# Anyone finding out the gender soon?



## lindblum

Hi :)
I have my anomaly scan on November the 4th. I have 3 girls already, this will be our last child. I'm so mixed over whether I should find out the gender or not! :wacko:


----------



## skyraaa

I'm finding out on the 8th nov booked a gender scan coz I'm soooo impatient I hav 2 girls and so badly want a boy good luck with whatever u choose to do x


----------



## rwhite

My scan will be the week after your's, hopefully. I am desperate to find out - I would hate for there to be even a trace of disappointment at the birth, so want to prepare myself (and my little boy, too, who is desperate for a sister! :haha:)

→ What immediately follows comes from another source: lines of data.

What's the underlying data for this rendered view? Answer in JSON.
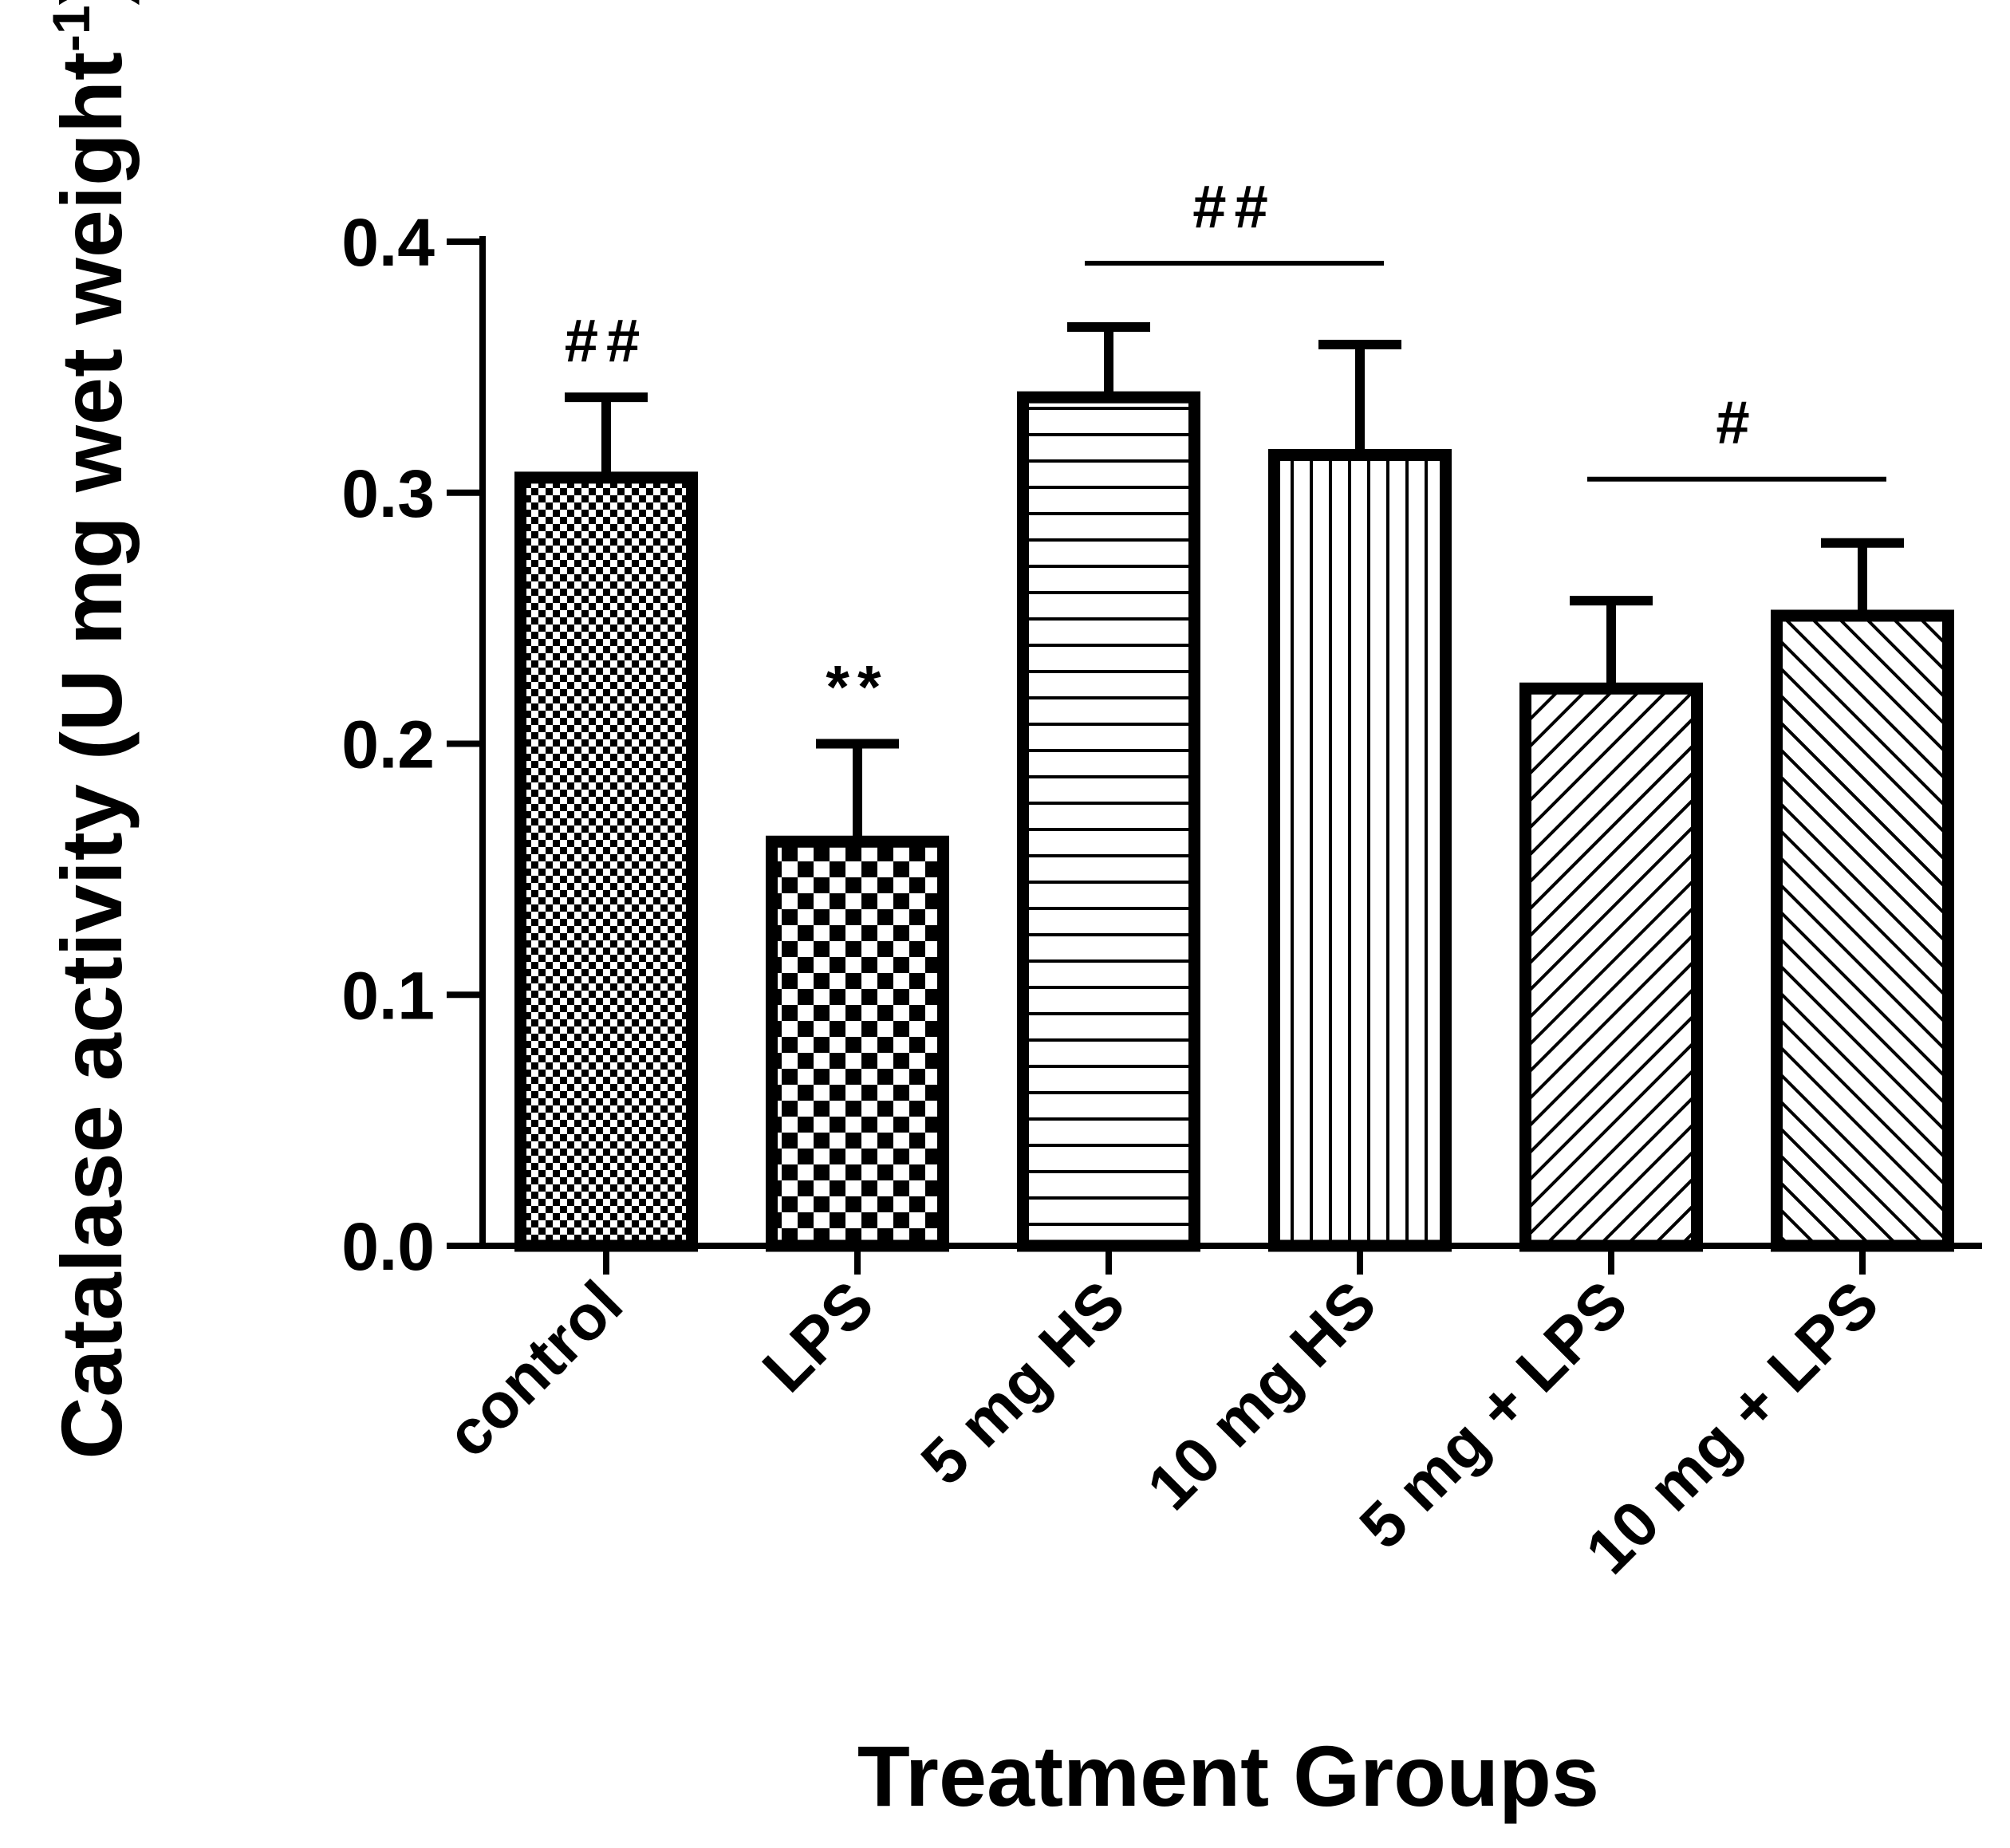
{
  "chart_data": {
    "type": "bar",
    "title": "",
    "xlabel": "Treatment Groups",
    "ylabel": "Catalase activity (U mg wet weight",
    "ylabel_superscript": "-1",
    "ylabel_suffix": ")",
    "ylim": [
      0,
      0.4
    ],
    "yticks": [
      0.0,
      0.1,
      0.2,
      0.3,
      0.4
    ],
    "ytick_labels": [
      "0.0",
      "0.1",
      "0.2",
      "0.3",
      "0.4"
    ],
    "categories": [
      "control",
      "LPS",
      "5 mg HS",
      "10 mg HS",
      "5 mg + LPS",
      "10 mg + LPS"
    ],
    "values": [
      0.306,
      0.161,
      0.338,
      0.315,
      0.222,
      0.251
    ],
    "errors": [
      0.032,
      0.039,
      0.028,
      0.044,
      0.035,
      0.029
    ],
    "patterns": [
      "fine-checker",
      "coarse-checker",
      "horizontal-lines",
      "vertical-lines",
      "diagonal-up",
      "diagonal-down"
    ],
    "annotations": [
      {
        "text": "##",
        "target": "bar",
        "category_index": 0
      },
      {
        "text": "**",
        "target": "bar",
        "category_index": 1
      },
      {
        "text": "##",
        "target": "bracket",
        "from_index": 2,
        "to_index": 3
      },
      {
        "text": "#",
        "target": "bracket",
        "from_index": 4,
        "to_index": 5
      }
    ]
  }
}
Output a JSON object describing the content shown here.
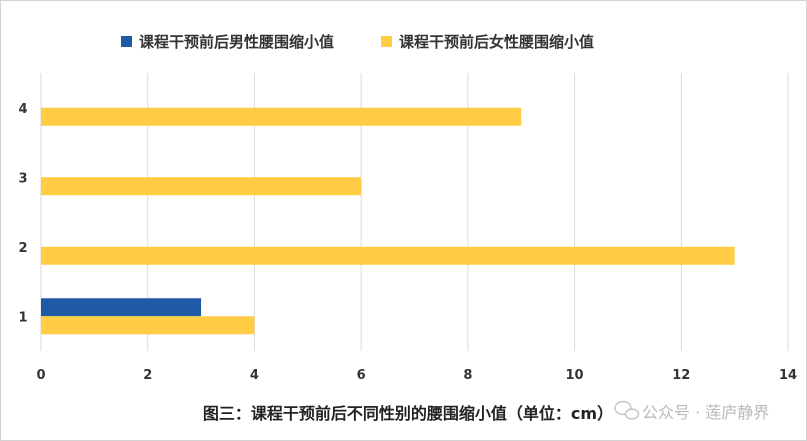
{
  "chart_data": {
    "type": "bar",
    "orientation": "horizontal",
    "categories": [
      "1",
      "2",
      "3",
      "4"
    ],
    "series": [
      {
        "name": "课程干预前后男性腰围缩小值",
        "values": [
          3,
          null,
          null,
          null
        ],
        "color": "#1f5aa6"
      },
      {
        "name": "课程干预前后女性腰围缩小值",
        "values": [
          4,
          13,
          6,
          9
        ],
        "color": "#ffcc44"
      }
    ],
    "xlim": [
      0,
      14
    ],
    "xticks": [
      0,
      2,
      4,
      6,
      8,
      10,
      12,
      14
    ],
    "grid": true,
    "legend_position": "top",
    "caption": "图三：课程干预前后不同性别的腰围缩小值（单位：cm）"
  },
  "watermark": {
    "text": "公众号 · 莲庐静界"
  }
}
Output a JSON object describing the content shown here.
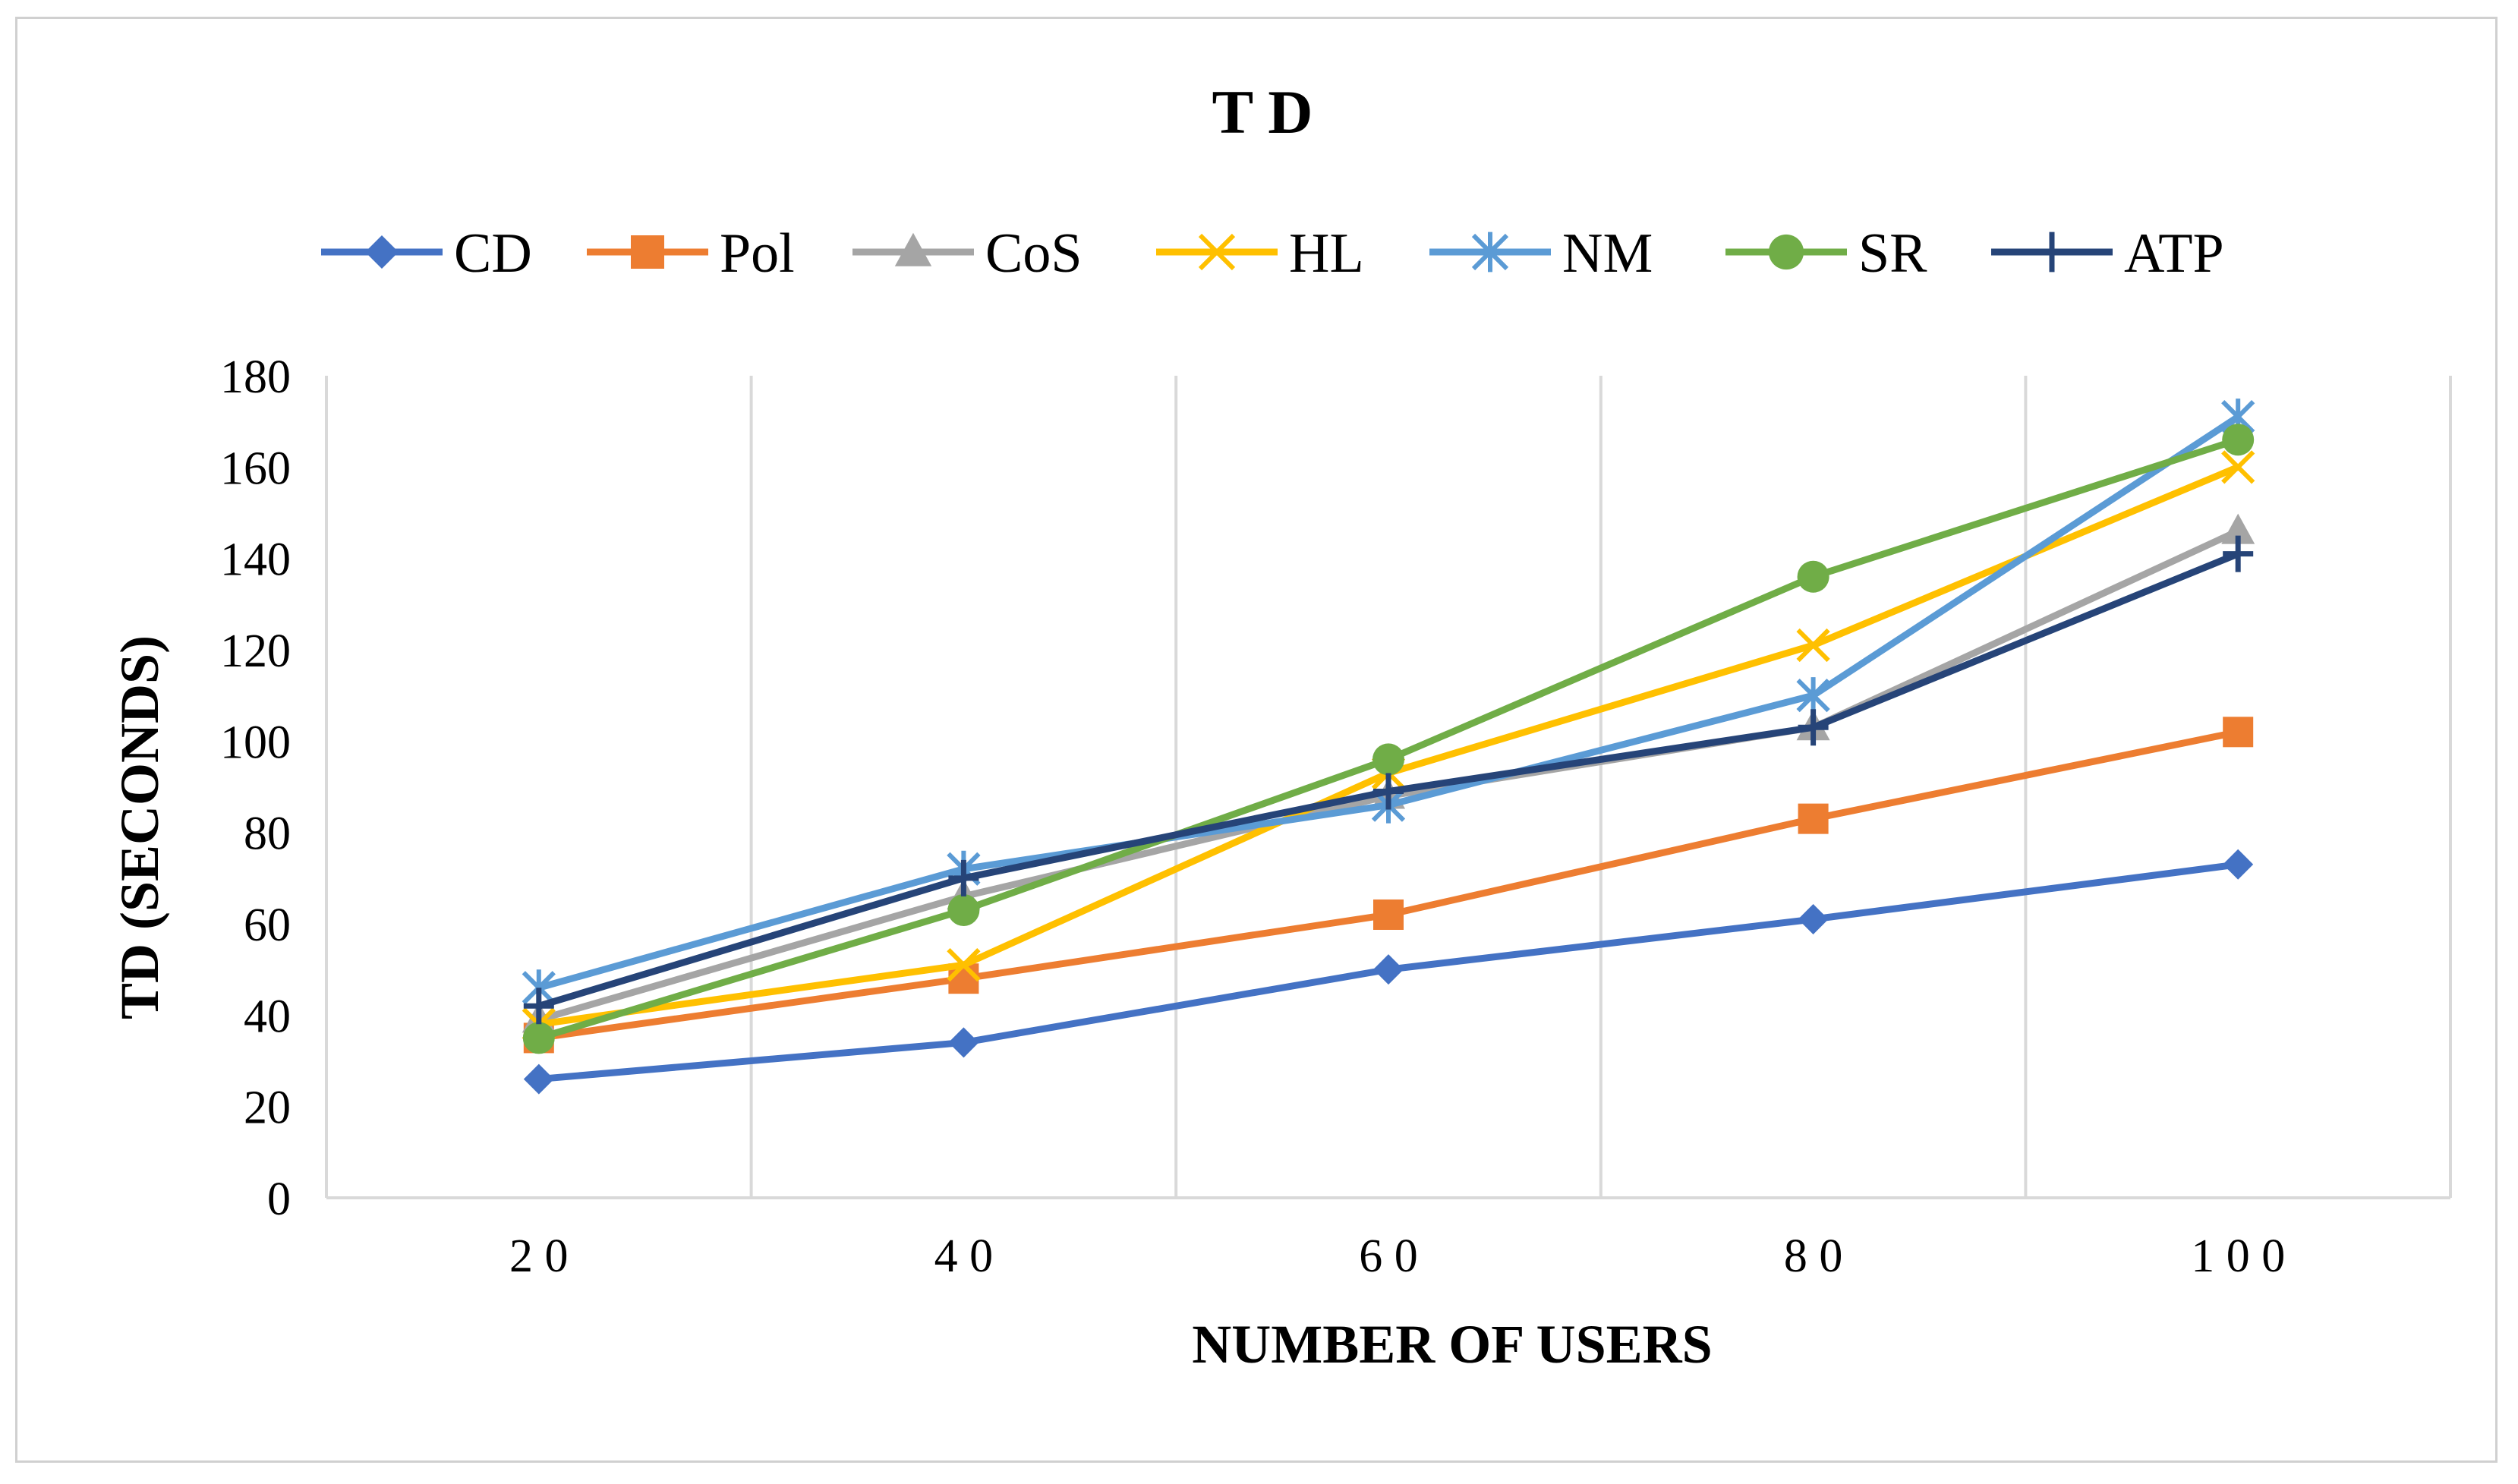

Good luck for if you decide to find out :)


----------



## lindblum

I was thinking there's less disappointment when you're actually holding a newborn the first time? I think I'm leaning towards finding out though. I was sad for a while when i found out at the scan that i was having my third girl. But i don't know which way to find out is 'better'.
good luck to both of you too x


----------



## dollych

I found out with my last Boy because I was desperate to have a Girl and thought It would be better to prepare myself before the birth, although you are right, you are so in love when you first see them that the GD isn't as bad when they are born.
Finding out last time ruined the pregnancy a little bit ( i feel awful saying that because I love my boy so much) .......... But I'm doing it again this time and finding out next week at an early gender scan. I'll be 16 weeks.
Good luck with your decision xx


----------



## lindblum

Well I decided not to find out last night but I asked anyway at the scan. Looks like I'm having my first son, sonographer said she's 98% sure (not allowed to say 100% on nhs) and showed me his thingy. still can't believe it. 
good luck to all of you xx


----------



## rwhite

Congratulations on your baby boy! :cloud9:


----------



## skyraaa

Yay congrats so happy for u :) x


----------



## Eleanor ace

Congratulations!


----------